Why issue extended-range forecasts for seasonal hurricane activity? We are frequently asked this question. Our answer is that it is possible to say something about the probability of the coming year’s hurricane activity which is superior to climatology. The Atlantic basin has the largest year-to-year variability of any of the global tropical cyclone basins. People are curious to know how active the upcoming season is likely to be, particularly if you can show hindcast skill improvement over climatology for many past years.
Everyone should realize that it is impossible to precisely predict this season’s hurricane activity in early April. There is, however, much curiosity as to how global ocean and atmosphere features are presently arranged as regards to the probability of an active or inactive hurricane season for the coming season. Our early April statistical forecast methodology shows strong evidence over 58 past years that significant improvement over climatology can be attained. We would never issue a seasonal hurricane forecast unless we had a statistical model developed over a long hindcast period which showed significant skill over climatology.

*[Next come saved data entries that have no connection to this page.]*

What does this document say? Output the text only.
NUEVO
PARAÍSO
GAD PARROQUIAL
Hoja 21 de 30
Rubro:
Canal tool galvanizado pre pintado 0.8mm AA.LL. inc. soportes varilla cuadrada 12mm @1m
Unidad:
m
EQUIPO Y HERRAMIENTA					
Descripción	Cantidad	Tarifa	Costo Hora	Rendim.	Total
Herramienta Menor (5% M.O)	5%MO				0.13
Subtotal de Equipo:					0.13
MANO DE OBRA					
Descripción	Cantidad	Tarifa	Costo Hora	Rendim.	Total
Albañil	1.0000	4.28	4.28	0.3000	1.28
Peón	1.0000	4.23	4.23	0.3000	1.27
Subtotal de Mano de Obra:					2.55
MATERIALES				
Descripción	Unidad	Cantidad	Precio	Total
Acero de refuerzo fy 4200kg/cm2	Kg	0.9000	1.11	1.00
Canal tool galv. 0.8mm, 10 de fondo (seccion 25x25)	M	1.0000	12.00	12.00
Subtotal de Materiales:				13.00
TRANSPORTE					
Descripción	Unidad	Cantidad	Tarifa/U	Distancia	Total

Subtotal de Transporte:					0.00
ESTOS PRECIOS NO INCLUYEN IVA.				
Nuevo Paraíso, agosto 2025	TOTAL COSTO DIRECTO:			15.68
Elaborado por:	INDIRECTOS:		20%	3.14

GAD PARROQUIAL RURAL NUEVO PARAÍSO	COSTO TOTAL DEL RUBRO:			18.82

We issue these forecasts to satisfy the curiosity of the general public and to bring attention to the hurricane problem. There is a general interest in knowing what the odds are for an active or inactive season. One must remember that our forecasts are based on the premise that those global oceanic and atmospheric conditions which preceded comparatively active or inactive hurricane seasons in the past provide meaningful information about similar trends in future seasons. This is not always true for individual seasons. It is also important that the reader appreciate that these seasonal forecasts are based on statistical schemes which, owing to their intrinsically probabilistic nature, will fail in some years. Moreover, these forecasts do not specifically predict where within the Atlantic basin these storms will strike. The probability of landfall for any one location along the coast is very low and reflects the fact that, in any one season, most U.S. coastal areas will not feel the effects of a hurricane no matter how active the individual season is.